Remember when the video game to movie adaptation were a huge thing? Everybody got really excited about it at first, as the genre was prepared to combine two types of fandom together. It was real popular in the early to mid 2000’s, but since then, the genre has slowly fallen off due to minimal successes. But we’ve received two separate video game adaptations this year, and more on are the horizon. These adaptations have proven to fall short in the audience’s eyes’, and Justin Kurzel’s Assassins Creed joins the club of poor video game movies.
Assassins Creed follows the story of Callum Lynch (Michael Fassbender). Callum is sentenced to death, being convicted of a gruesome murder. However, on a stroke of good luck, when Callum is injected he is not killed. Instead, he is made unconscious and sent to a research facility run by Rikkin (Jeremy Irons) and Sofia (Marion Cotillard). Sofia has created a machine called the Animus, which allows people to live in the memories of their ancestors. Callum is linked to a legendary assassin named Aguilar, and Sofia and Rikkin believe Callum can find an ancient artifact that will make them rich beyond their wildest dreams.
First and foremost, the plot is far too elaborate. The story is incredibly original, and proves to have a rather strong starting point. But the good first 45 minutes of the film is nothing but pure exposition and the asking of many questions. The argument could be made that because the plot is so complex, this warrants a good amount of explanation. But in widely popular science fiction films like Inception, the exposition pays itself off through the characters. In Assassins Creed, the characters don’t necessarily learn anything about the world that they’re thrown into. They just have an opinion on the situation, and their opinions are not necessarily justified.
One, and possibly the only saving grace, is the action. Whenever we do get past the consistent exposition in the screenplay, the film does get rather exciting. In the scenes where we go into the past and witness the story of Aguilar and the assassins’ he was with, the film takes on a whole other level. The action is executed flawlessly. Not only is the choreography of the action near perfect, but how the scenes are filmed and edited together is even more exciting. From the way all of the actors flip, and soar from one building to another, to the crazy twists and acrobatics when fighting with other people. Kurzel tackles a blockbuster action film with a lot of intensity, he just lacks in a few of the other areas of the film.
Perhaps the most disappointing aspect of Assassin’s Creed, is the cast and crew attached to the film. Justin Kurzel directed a film adaptation of Shakespeare’s Macbeth in 2015 and that film was flawless, if you ask me. And with the acting powerhouses of Fassbender, Cotillard, and Irons, it’s hard to believe that this project could fall apart. There is just so much that falls through in the screenplay and character development that it’s hard to even remotely connect with any of the characters. Whenever there is an emotional development with a character, there’s no context. The characters are just getting angry or depressed for no reason at all.

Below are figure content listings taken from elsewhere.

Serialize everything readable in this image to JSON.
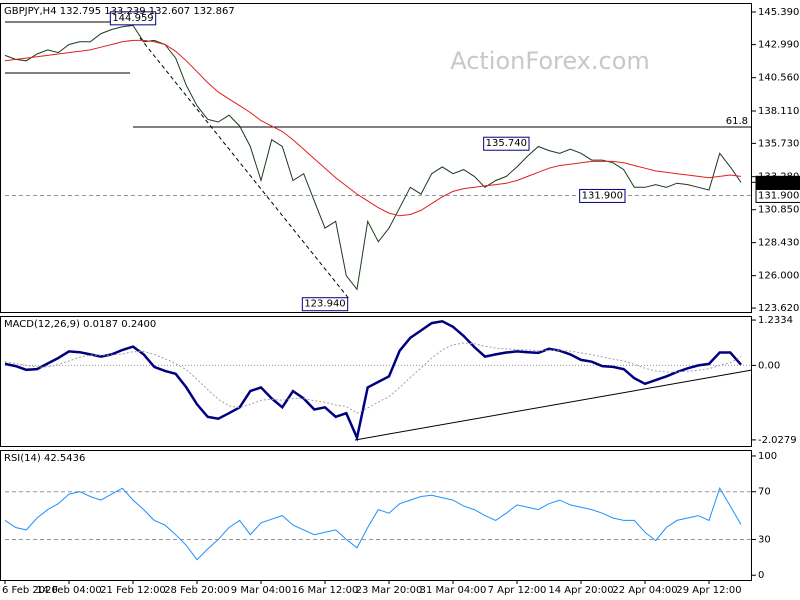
{
  "chart_data": [
    {
      "type": "line",
      "title": "GBPJPY,H4  132.795 133.239 132.607 132.867",
      "watermark": "ActionForex.com",
      "ylim": [
        123.33,
        146.05
      ],
      "yticks": [
        {
          "value": 145.39,
          "label": "145.390"
        },
        {
          "value": 142.99,
          "label": "142.990"
        },
        {
          "value": 140.56,
          "label": "140.560"
        },
        {
          "value": 138.11,
          "label": "138.110"
        },
        {
          "value": 135.73,
          "label": "135.730"
        },
        {
          "value": 133.28,
          "label": "133.280"
        },
        {
          "value": 130.85,
          "label": "130.850"
        },
        {
          "value": 128.43,
          "label": "128.430"
        },
        {
          "value": 126,
          "label": "126.000"
        },
        {
          "value": 123.62,
          "label": "123.620"
        }
      ],
      "series": [
        {
          "color": "#1c3a1c",
          "line_style": "solid",
          "values": [
            142.2,
            141.9,
            141.8,
            142.3,
            142.6,
            142.4,
            143.0,
            143.2,
            143.2,
            143.8,
            144.1,
            144.3,
            144.4,
            143.2,
            143.3,
            143.0,
            142.0,
            140.0,
            138.5,
            137.5,
            137.3,
            137.8,
            137.0,
            135.5,
            133.0,
            136.0,
            135.5,
            133.0,
            133.5,
            131.5,
            129.5,
            130.0,
            126.0,
            125.0,
            130.0,
            128.5,
            129.5,
            131.0,
            132.5,
            132.0,
            133.5,
            134.0,
            133.5,
            133.8,
            133.3,
            132.5,
            133.0,
            133.3,
            134.0,
            134.8,
            135.5,
            135.2,
            135.0,
            135.3,
            135.0,
            134.5,
            134.5,
            134.3,
            133.8,
            132.5,
            132.5,
            132.7,
            132.5,
            132.8,
            132.7,
            132.5,
            132.3,
            135.0,
            134.0,
            132.867
          ]
        },
        {
          "color": "#e02020",
          "line_style": "solid",
          "values": [
            141.8,
            141.9,
            142.0,
            142.1,
            142.2,
            142.3,
            142.4,
            142.5,
            142.6,
            142.8,
            143.0,
            143.2,
            143.3,
            143.3,
            143.2,
            143.0,
            142.5,
            141.8,
            141.0,
            140.2,
            139.5,
            139.0,
            138.5,
            138.0,
            137.4,
            137.0,
            136.6,
            136.0,
            135.3,
            134.6,
            133.9,
            133.2,
            132.6,
            132.0,
            131.5,
            131.0,
            130.6,
            130.4,
            130.5,
            130.8,
            131.3,
            131.8,
            132.2,
            132.4,
            132.5,
            132.6,
            132.7,
            132.8,
            133.0,
            133.3,
            133.6,
            133.9,
            134.1,
            134.2,
            134.3,
            134.4,
            134.4,
            134.4,
            134.3,
            134.1,
            133.9,
            133.7,
            133.6,
            133.5,
            133.4,
            133.3,
            133.2,
            133.3,
            133.4,
            133.3
          ]
        }
      ],
      "hlines": [
        {
          "value": 136.93,
          "label": "61.8",
          "line_style": "solid",
          "from_index": 12
        },
        {
          "value": 131.9,
          "label": "131.900",
          "line_style": "dashed",
          "from_index": 0
        }
      ],
      "annotations": [
        {
          "value": 144.959,
          "label": "144.959",
          "index": 12
        },
        {
          "value": 135.74,
          "label": "135.740",
          "index": 47
        },
        {
          "value": 123.94,
          "label": "123.940",
          "index": 30
        },
        {
          "value": 131.9,
          "label": "131.900",
          "index": 56
        }
      ],
      "current_price": {
        "value": 132.867,
        "label": "132.867"
      }
    },
    {
      "type": "line",
      "title": "MACD(12,26,9) 0.0187 0.2400",
      "ylim": [
        -2.194,
        1.344
      ],
      "yticks": [
        1.2334,
        {
          "value": 0,
          "label": "0.00"
        },
        -2.0279
      ],
      "series": [
        {
          "color": "#000080",
          "line_style": "bold",
          "values": [
            0.04,
            -0.02,
            -0.12,
            -0.1,
            0.05,
            0.2,
            0.38,
            0.36,
            0.3,
            0.24,
            0.3,
            0.42,
            0.51,
            0.3,
            -0.04,
            -0.15,
            -0.23,
            -0.6,
            -1.06,
            -1.4,
            -1.45,
            -1.3,
            -1.14,
            -0.7,
            -0.6,
            -0.9,
            -1.14,
            -0.7,
            -0.9,
            -1.2,
            -1.14,
            -1.4,
            -1.3,
            -1.97,
            -0.6,
            -0.45,
            -0.3,
            0.4,
            0.75,
            0.95,
            1.15,
            1.2,
            1.05,
            0.8,
            0.5,
            0.24,
            0.3,
            0.35,
            0.38,
            0.36,
            0.34,
            0.45,
            0.4,
            0.3,
            0.15,
            0.1,
            -0.02,
            -0.04,
            -0.1,
            -0.35,
            -0.5,
            -0.4,
            -0.3,
            -0.18,
            -0.08,
            0.0,
            0.04,
            0.35,
            0.35,
            0.0187
          ]
        },
        {
          "color": "#a0a0a0",
          "line_style": "dotted",
          "values": [
            0.1,
            0.05,
            0.0,
            -0.05,
            -0.04,
            0.02,
            0.12,
            0.22,
            0.28,
            0.28,
            0.28,
            0.31,
            0.37,
            0.38,
            0.3,
            0.18,
            0.05,
            -0.12,
            -0.38,
            -0.66,
            -0.92,
            -1.1,
            -1.15,
            -1.06,
            -0.95,
            -0.92,
            -0.95,
            -0.9,
            -0.9,
            -0.96,
            -1.0,
            -1.08,
            -1.12,
            -1.3,
            -1.16,
            -1.0,
            -0.85,
            -0.6,
            -0.33,
            -0.07,
            0.2,
            0.42,
            0.56,
            0.61,
            0.59,
            0.52,
            0.47,
            0.45,
            0.43,
            0.42,
            0.4,
            0.41,
            0.41,
            0.39,
            0.34,
            0.29,
            0.23,
            0.17,
            0.12,
            0.03,
            -0.08,
            -0.15,
            -0.18,
            -0.18,
            -0.16,
            -0.13,
            -0.09,
            0.0,
            0.07,
            0.24
          ]
        }
      ],
      "hlines": [
        {
          "value": 0,
          "line_style": "dotted",
          "from_index": 0
        }
      ]
    },
    {
      "type": "line",
      "title": "RSI(14) 42.5436",
      "ylim": [
        -4,
        105
      ],
      "yticks": [
        100,
        70,
        30,
        0
      ],
      "series": [
        {
          "color": "#1e90ff",
          "line_style": "solid",
          "values": [
            46,
            40,
            38,
            48,
            55,
            60,
            68,
            70,
            66,
            63,
            68,
            73,
            63,
            55,
            46,
            42,
            34,
            25,
            13,
            22,
            30,
            40,
            46,
            34,
            44,
            47,
            50,
            42,
            38,
            34,
            36,
            38,
            30,
            23,
            40,
            55,
            52,
            60,
            63,
            66,
            67,
            65,
            63,
            58,
            55,
            50,
            46,
            52,
            59,
            57,
            55,
            60,
            63,
            59,
            57,
            55,
            52,
            48,
            46,
            46,
            36,
            29,
            40,
            46,
            48,
            50,
            46,
            73,
            58,
            42.5436
          ]
        }
      ],
      "hlines": [
        {
          "value": 70,
          "line_style": "dashed",
          "from_index": 0
        },
        {
          "value": 30,
          "line_style": "dashed",
          "from_index": 0
        }
      ],
      "categories": [
        "6 Feb 2020",
        null,
        null,
        null,
        null,
        null,
        "14 Feb 04:00",
        null,
        null,
        null,
        null,
        null,
        "21 Feb 12:00",
        null,
        null,
        null,
        null,
        null,
        "28 Feb 20:00",
        null,
        null,
        null,
        null,
        null,
        "9 Mar 04:00",
        null,
        null,
        null,
        null,
        null,
        "16 Mar 12:00",
        null,
        null,
        null,
        null,
        null,
        "23 Mar 20:00",
        null,
        null,
        null,
        null,
        null,
        "31 Mar 04:00",
        null,
        null,
        null,
        null,
        null,
        "7 Apr 12:00",
        null,
        null,
        null,
        null,
        null,
        "14 Apr 20:00",
        null,
        null,
        null,
        null,
        null,
        "22 Apr 04:00",
        null,
        null,
        null,
        null,
        null,
        "29 Apr 12:00",
        null,
        null,
        null
      ]
    }
  ]
}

Assassins Creed holds all the chops to be a great blockbuster period piece, but falls rather short. With a grudging screenplay, which in turn makes the runtime feel grudging as well. Despite a glorious cast attached, and some really exciting action, Assassins Creed does not hold up to the hype. Fans of period pieces could enjoy the overall look of the project, but if you were hoping for a bit more punch in your end of the year blockbuster you will not be receiving it with this film.